I am not sure what you meant above.
But I will describe what is this patch trying to do again:
When PP_FLAG_PAGE_FRAG is set and that flag is per page pool, not per
page, so page_pool_alloc_pages() is not allowed to be called as the
page->pp_frag_count is not setup correctly for the case.

So in order to allow calling page_pool_alloc_pages(), as best as I
can think of, either we need a per page flag/bit to decide whether
to do something like dec_and_test for page->pp_frag_count in
page_pool_is_last_frag(), or we unify the page->pp_frag_count handling
in page_pool_is_last_frag() so that we don't need a per page flag/bit.

This patch utilizes the optimization you mentioned above to unify the
page->pp_frag_count handling.

> 
>>>>  	ret = atomic_long_sub_return(nr, &page->pp_frag_count);
>>>>  	WARN_ON(ret < 0);
>>>> +
>>>> +	/* Reset frag count back to 1, this should be the rare case when
>>>> +	 * two users call page_pool_defrag_page() currently.
>>>> +	 */
>>>> +	if (!ret)
>>>> +		atomic_long_set(&page->pp_frag_count, 1);
>>>> +
>>>>  	return ret;
>>>>  }
>>>>

...

>> As above, it is about unifying handling for frag and non-frag page in
>> page_pool_is_last_frag(). please let me know if there is any better way
>> to do it without adding statements here.
> 
> I get what you are trying to get at but I feel like the implementation
> is going to cause more problems than it helps. The problem is it is
> going to hurt base page pool performance and it just makes the
> fragmented pages that much more confusing to deal with.

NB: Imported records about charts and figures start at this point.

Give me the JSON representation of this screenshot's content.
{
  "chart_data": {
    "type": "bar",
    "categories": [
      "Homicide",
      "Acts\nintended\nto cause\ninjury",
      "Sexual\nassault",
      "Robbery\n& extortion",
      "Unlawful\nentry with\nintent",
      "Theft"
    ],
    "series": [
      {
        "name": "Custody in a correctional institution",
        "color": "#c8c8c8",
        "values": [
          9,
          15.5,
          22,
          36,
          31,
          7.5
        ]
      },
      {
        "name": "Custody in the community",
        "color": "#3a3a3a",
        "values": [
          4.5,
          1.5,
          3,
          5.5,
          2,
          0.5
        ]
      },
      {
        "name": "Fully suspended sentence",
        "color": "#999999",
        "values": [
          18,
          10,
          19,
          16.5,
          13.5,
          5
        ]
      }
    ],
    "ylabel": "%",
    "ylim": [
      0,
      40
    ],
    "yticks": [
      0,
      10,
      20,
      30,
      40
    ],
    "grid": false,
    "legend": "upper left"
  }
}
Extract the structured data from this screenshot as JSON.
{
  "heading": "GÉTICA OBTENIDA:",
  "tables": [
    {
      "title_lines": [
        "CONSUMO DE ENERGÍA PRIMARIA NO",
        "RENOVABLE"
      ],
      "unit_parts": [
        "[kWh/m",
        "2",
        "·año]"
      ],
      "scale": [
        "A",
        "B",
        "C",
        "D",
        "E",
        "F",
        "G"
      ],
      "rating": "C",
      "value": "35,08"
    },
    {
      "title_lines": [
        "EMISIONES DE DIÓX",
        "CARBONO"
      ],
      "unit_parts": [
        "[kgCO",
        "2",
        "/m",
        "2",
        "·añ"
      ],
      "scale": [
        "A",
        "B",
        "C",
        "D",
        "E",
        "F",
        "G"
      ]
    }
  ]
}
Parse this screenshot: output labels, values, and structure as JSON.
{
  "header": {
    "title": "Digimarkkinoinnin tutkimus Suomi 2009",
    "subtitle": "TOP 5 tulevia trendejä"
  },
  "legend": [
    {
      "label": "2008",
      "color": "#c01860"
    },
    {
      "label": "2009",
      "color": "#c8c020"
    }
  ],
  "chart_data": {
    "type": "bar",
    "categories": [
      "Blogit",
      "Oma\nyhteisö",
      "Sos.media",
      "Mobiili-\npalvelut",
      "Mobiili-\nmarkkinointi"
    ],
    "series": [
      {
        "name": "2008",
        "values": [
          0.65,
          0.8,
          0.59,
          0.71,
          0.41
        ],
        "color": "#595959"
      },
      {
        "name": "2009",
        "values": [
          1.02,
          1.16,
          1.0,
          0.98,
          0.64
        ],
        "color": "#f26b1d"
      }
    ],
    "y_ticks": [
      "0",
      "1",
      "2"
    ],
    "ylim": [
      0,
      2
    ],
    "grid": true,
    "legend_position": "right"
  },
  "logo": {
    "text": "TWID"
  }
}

For base page pool performance, as I mentioned before:
It remove PP_FLAG_PAGE_FRAG checking and only add the cost of
page_pool_fragment_page() in page_pool_set_pp_info(), which I
think it is negligible as we are already dirtying the same cache
line in page_pool_set_pp_info().

For the confusing, sometimes it is about personal taste, so I am
not going to argue with it:) But it would be good to provide a
non-confusing way to do that with minimal overhead. I feel like
you have provided it in the begin, but I am not able to understand
it yet.

> 
> My advice as a first step would be to look at first solving how to
> enable the PP_FLAG_PAGE_FRAG mode when you have
> PAGE_POOL_DMA_USE_PP_FRAG_COUNT as true. That should be creating mono-
> frags as we are calling them, and we should have a way to get the
> truesize for those so we know when we are consuming significant amount
> of memory.

Does the way to get the truesize in the below RFC make sense to you?
https://patchwork.kernel.org/project/netdevbpf/patch/20230516124801.2465-4-linyunsheng@huawei.com/

> 
> Once that is solved then we can look at what it would take to apply
> mono-frags to the standard page pool case. Ideally we would need to
> find a way to do it with minimal overhead.
> 
>